Rao, 102, was recently awarded the International Prize in Statistics — the Nobel Prize equivalent in the statistical field. He served as a faculty member at Penn State from 1988 to 2001 and became Emeritus Holder of the Eberly Family Chair in Statistics in 2009. He is the founding director of Penn State's Center for Multivariate Statistics.

His contributions to mathematics and statistical theory and applications have become part of the graduate and postgraduate curricula in statistics, econometrics, electrical engineering, and many other disciplines at most universities worldwide, and his work has had a profound influence on the theory and application of statistics in diverse fields. Rao's research in multivariate analysis, for example, is used in economic planning, weather prediction, medical diagnosis, tracking the movements of spy planes, and monitoring the movements of spacecraft, and his 1965 text “Linear Statistical Inference and Its Applications” is one of the most often cited books in science.

Prior to the creation of the International Prize in Statistics in 2017, the C.R. and Bhargavi Rao Prize was established in 2003 by C.R. and Bhargavi Rao to honor and recognize outstanding and influential innovations in the theory and practice of mathematical statistics, international leadership in directing statistical research, and pioneering contributions by a recognized leader in the field of statistics. The prize is awarded in odd-numbered years by Penn State’s Department of Statistics. Two past C.R. Rao Prize winners — Sir David R. Cox, Honorary Fellow of Nuffield College at University of Oxford, and Bradley Efron, the Max H. Stein Professor in the Department of Statistics at Stanford University — were also early International Prize in Statistics winners, in 2017 and 2019, respectively.

The talks are open to the University community and will run from 8 a.m. to 5 p.m. in Berg Auditorium, 100 Huck Life Sciences Building.
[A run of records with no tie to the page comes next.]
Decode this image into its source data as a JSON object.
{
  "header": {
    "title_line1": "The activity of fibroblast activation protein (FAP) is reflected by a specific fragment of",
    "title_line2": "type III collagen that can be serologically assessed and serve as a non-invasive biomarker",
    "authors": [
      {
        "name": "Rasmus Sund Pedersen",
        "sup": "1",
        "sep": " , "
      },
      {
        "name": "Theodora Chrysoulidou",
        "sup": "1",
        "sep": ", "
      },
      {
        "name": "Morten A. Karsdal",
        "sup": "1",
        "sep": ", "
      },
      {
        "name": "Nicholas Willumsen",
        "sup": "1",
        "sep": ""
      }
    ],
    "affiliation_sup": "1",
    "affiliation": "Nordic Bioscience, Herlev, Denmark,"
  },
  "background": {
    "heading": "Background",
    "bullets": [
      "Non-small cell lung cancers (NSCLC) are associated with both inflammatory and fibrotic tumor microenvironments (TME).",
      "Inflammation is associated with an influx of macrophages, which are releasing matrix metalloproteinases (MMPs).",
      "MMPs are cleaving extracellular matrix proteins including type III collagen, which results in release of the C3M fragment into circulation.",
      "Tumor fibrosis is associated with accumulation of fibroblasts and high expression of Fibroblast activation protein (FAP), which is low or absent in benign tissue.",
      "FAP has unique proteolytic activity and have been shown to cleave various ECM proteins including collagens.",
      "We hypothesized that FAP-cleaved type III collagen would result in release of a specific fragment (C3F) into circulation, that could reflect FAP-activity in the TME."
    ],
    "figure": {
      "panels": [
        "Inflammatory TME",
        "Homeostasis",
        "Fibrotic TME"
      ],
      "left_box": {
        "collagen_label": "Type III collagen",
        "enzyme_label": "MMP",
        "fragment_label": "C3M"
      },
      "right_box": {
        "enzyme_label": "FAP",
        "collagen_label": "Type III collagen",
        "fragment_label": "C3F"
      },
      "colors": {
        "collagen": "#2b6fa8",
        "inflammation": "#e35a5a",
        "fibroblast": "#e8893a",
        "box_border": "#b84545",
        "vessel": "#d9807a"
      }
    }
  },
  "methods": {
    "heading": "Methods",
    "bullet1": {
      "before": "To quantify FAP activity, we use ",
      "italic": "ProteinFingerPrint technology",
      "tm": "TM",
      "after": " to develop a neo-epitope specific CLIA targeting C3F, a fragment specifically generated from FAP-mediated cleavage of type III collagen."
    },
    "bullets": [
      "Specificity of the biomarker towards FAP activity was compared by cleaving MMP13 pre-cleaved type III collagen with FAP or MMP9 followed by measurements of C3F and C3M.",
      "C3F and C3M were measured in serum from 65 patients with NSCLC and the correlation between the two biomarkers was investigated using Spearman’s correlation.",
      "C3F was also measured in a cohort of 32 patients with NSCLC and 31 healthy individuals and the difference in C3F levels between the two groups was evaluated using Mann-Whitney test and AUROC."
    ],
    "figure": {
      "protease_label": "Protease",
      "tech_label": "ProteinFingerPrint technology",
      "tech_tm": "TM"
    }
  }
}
The conference returns to the University Park campus after a four-year hiatus due to the COVID-19 pandemic. The schedule and speaker details are available on the Eberly College of Science website.

The conference will also feature the C.G. Khatri Memorial Lectureship and P.R. Krishnaiah Memorial Lectureship, which began as visiting scholars programs in 1992 to honor the memory of C.G. Khatri and P.R. Krishnaiah by inviting outstanding researchers in statistics to deliver lectures at Penn State.